Assim que foi eleita presidente do CDS – Partido Popular, Assunção Cristas nomeou a sua prioridade: a reforma do sistema de pensões, que, garantiu, “irá falhar”. “Identificar um problema não é motivo de qualquer satisfação, mas é o primeiro passo para o resolvermos”, explicou no congresso em Gondomar, em Março.
A líder do partido disse que proporá um método de trabalho aos outros partidos para “estudar com profundidade” a solução.
O CDS não foi o primeiro a identificar o problema. Há quase quatro décadas que se sabe que o sistema de Segurança Social não é saudável e, apesar de várias medidas legislativas que possam ter atenuado ligeiramente a situação, o desequilíbrio persiste e ameaça as pensões dos portugueses. “Estamos permanentemente no limbo”, avisa Jorge Bravo, professor universitário na Nova Information Management School, da Universidade Nova de Lisboa, e um especialista na temática. “Nos últimos 15 a 20 anos só foram tomadas medidas avulsas que não resolveram o problema de fundo”, explica.
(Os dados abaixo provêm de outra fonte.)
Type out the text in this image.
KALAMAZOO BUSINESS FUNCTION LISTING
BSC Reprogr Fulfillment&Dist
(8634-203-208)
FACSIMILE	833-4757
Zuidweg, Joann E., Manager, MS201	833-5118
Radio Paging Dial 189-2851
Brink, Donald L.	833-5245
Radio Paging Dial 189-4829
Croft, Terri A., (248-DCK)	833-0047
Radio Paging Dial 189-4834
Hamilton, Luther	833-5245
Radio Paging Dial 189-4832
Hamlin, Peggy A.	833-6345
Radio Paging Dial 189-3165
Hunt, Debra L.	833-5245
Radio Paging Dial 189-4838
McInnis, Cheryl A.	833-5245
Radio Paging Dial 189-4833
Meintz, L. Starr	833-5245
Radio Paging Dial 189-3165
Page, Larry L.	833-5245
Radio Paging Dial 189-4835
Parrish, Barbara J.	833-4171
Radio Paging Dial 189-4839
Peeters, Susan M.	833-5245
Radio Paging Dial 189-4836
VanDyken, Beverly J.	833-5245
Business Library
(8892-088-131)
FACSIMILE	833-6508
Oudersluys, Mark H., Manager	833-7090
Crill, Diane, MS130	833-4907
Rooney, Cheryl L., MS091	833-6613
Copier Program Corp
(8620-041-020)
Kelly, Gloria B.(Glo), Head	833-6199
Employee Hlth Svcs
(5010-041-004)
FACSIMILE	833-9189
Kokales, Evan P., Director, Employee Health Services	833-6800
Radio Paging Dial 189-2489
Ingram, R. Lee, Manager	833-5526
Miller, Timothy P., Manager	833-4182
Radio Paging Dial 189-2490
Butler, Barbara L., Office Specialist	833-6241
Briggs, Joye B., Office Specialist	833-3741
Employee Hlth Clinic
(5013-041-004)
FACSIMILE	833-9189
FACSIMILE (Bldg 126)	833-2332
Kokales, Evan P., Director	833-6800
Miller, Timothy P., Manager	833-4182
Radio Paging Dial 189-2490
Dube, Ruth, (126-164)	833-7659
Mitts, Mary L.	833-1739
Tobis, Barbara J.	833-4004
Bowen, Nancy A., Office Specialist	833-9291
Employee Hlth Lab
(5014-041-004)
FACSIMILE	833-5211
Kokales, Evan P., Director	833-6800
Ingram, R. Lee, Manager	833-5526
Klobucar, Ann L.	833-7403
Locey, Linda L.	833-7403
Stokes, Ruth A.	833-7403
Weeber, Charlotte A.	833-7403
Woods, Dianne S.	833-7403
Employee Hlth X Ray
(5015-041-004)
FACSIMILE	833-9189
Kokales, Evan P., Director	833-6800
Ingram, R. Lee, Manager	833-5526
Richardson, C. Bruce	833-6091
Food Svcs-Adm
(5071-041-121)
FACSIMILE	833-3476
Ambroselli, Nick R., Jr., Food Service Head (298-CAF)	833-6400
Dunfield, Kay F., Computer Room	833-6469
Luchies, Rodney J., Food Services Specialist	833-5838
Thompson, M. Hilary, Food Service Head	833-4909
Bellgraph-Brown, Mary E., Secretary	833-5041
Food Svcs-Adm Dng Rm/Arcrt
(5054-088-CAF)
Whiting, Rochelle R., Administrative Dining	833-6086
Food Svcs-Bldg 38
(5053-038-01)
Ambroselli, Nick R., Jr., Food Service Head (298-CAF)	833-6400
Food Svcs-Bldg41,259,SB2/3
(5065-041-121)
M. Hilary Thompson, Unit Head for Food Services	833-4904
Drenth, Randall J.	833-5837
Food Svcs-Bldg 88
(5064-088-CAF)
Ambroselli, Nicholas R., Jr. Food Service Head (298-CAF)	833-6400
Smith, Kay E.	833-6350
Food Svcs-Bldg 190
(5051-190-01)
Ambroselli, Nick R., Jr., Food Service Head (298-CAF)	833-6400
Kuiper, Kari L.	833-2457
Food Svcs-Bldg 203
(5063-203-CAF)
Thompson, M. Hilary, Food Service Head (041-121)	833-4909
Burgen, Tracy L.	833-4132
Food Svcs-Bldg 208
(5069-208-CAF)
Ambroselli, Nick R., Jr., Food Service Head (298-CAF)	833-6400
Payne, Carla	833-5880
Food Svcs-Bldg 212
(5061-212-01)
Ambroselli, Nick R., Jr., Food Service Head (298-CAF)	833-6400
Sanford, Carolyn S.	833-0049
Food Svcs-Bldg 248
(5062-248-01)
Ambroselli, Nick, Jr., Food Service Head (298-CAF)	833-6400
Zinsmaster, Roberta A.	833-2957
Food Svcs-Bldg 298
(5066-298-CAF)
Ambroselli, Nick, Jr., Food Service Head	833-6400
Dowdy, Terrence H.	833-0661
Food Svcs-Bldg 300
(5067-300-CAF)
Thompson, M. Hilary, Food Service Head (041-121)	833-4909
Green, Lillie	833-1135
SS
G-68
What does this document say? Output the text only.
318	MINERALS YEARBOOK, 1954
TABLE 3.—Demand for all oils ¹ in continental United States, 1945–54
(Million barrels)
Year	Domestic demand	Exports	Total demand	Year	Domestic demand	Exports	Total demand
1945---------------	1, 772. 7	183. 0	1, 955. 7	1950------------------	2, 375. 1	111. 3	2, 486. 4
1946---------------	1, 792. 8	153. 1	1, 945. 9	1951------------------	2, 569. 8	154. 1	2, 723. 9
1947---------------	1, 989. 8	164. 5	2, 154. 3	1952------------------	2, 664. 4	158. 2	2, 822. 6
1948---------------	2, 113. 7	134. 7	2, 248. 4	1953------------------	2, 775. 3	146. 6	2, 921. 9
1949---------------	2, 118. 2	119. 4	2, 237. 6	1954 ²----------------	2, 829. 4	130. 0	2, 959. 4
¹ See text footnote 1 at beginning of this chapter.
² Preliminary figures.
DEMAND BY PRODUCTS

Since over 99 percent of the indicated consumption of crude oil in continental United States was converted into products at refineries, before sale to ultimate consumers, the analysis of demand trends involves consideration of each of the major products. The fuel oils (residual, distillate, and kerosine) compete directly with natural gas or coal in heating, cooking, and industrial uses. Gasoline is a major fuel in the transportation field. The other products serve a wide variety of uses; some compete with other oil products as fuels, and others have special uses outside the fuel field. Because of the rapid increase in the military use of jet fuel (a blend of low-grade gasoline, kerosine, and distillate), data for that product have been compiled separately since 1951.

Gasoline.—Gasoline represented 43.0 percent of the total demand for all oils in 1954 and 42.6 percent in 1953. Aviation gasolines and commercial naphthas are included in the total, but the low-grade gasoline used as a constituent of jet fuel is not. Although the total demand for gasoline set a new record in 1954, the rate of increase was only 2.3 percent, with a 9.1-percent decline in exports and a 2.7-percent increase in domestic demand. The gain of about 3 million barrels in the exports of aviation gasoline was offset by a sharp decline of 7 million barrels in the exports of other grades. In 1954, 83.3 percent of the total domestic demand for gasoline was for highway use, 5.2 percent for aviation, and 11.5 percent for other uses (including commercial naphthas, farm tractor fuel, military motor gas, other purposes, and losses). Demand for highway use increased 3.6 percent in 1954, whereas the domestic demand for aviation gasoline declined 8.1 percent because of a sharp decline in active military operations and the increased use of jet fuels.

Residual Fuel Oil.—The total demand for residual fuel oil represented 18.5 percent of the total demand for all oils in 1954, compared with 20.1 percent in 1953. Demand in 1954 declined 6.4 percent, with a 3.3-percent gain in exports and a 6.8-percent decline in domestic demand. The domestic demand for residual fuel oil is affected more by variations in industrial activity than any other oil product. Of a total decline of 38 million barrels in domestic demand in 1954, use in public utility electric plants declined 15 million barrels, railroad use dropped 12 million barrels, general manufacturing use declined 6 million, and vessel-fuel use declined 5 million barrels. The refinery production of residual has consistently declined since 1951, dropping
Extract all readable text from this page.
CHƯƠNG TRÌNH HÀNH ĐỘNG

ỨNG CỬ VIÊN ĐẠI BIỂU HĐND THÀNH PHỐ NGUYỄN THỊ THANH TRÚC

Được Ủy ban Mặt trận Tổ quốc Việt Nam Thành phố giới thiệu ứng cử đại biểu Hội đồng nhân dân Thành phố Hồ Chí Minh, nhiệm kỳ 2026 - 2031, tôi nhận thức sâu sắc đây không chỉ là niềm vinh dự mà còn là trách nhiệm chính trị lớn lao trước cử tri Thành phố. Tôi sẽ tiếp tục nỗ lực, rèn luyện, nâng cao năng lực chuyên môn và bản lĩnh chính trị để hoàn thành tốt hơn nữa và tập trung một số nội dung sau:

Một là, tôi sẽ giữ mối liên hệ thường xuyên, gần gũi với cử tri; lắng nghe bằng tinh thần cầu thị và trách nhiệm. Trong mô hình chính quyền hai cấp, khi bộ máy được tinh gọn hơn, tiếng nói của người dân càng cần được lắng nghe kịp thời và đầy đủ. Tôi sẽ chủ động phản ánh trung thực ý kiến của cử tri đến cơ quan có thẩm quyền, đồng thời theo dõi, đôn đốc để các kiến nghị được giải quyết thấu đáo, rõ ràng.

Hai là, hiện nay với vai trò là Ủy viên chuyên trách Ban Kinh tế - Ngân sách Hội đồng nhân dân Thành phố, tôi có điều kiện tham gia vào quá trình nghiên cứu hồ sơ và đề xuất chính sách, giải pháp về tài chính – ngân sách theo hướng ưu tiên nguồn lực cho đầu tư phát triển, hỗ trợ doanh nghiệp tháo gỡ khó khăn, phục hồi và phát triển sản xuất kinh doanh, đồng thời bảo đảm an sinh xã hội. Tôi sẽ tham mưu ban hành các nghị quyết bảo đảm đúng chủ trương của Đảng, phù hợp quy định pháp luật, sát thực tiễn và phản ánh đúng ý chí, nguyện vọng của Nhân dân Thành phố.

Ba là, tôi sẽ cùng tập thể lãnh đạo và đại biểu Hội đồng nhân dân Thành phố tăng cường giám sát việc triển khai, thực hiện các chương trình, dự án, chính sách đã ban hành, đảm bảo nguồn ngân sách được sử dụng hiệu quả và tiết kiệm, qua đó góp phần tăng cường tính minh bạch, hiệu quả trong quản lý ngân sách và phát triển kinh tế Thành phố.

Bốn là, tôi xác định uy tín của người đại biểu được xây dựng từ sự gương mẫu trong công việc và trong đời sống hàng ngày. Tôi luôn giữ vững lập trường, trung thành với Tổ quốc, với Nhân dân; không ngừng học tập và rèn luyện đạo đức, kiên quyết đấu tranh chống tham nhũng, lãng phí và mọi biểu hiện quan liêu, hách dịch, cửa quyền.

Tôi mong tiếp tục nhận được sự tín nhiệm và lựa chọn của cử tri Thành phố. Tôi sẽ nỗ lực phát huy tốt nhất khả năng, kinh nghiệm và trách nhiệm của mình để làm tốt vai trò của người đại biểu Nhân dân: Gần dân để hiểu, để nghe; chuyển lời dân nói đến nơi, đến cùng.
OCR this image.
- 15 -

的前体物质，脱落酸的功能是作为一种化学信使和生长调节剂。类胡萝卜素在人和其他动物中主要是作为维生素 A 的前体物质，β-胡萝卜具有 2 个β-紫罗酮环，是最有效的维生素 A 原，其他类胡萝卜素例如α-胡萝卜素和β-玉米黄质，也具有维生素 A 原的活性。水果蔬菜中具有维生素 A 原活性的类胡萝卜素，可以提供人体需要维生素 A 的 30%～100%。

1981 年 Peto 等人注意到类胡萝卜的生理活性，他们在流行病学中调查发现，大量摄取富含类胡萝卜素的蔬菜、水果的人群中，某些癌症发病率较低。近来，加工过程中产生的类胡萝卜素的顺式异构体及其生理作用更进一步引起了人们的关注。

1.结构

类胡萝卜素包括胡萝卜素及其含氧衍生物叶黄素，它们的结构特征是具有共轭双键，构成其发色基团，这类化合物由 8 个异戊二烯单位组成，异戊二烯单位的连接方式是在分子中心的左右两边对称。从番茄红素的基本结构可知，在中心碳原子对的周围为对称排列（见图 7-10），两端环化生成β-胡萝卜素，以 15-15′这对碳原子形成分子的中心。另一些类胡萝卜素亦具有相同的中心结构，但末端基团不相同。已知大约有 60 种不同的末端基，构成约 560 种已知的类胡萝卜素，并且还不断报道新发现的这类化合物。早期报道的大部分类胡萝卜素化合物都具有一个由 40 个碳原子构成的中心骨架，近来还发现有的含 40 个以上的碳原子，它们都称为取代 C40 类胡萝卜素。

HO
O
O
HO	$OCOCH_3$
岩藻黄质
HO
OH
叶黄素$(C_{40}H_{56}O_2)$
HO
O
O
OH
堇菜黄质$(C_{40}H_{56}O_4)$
Em 1989, o governo liderado por Aníbal Cavaco Silva transferiu a receita extraordinária gerada com a transição para o Imposto sobre o Rendimento das Pessoas Singulares para um mealheiro de emergência contra as futuras “dificuldades estruturais do sistema”. O objectivo do Fundo de Estabilização Financeira da Segurança Social (FEFSS) era acumular o suficiente para pagar, pelo menos, dois anos de pensões. Nunca aconteceu. Agora, o governo de António Costa estima que o FEFSS tenha cerca de 15 mil milhões de euros, o que não chega para um ano e um trimestre de pensões. “Prevê-se que [as transferências extraordinárias do Orçamento do Estado] possam rondar os 653 milhões de euros, em 2016, evitando-se assim o recurso ao FEFSS nestes anos de desequilíbrio financeiro do Sistema de Segurança Social”, lê-se no relatório que acompanha o Orçamento do Estado para 2016. Jorge Bravo questiona a decisão: “Se não é para pagar défices, então para que serve o fundo? A previsão [de acumular dois anos de pensões] é totalmente irrealista. Dependerá dos retornos da carteira.”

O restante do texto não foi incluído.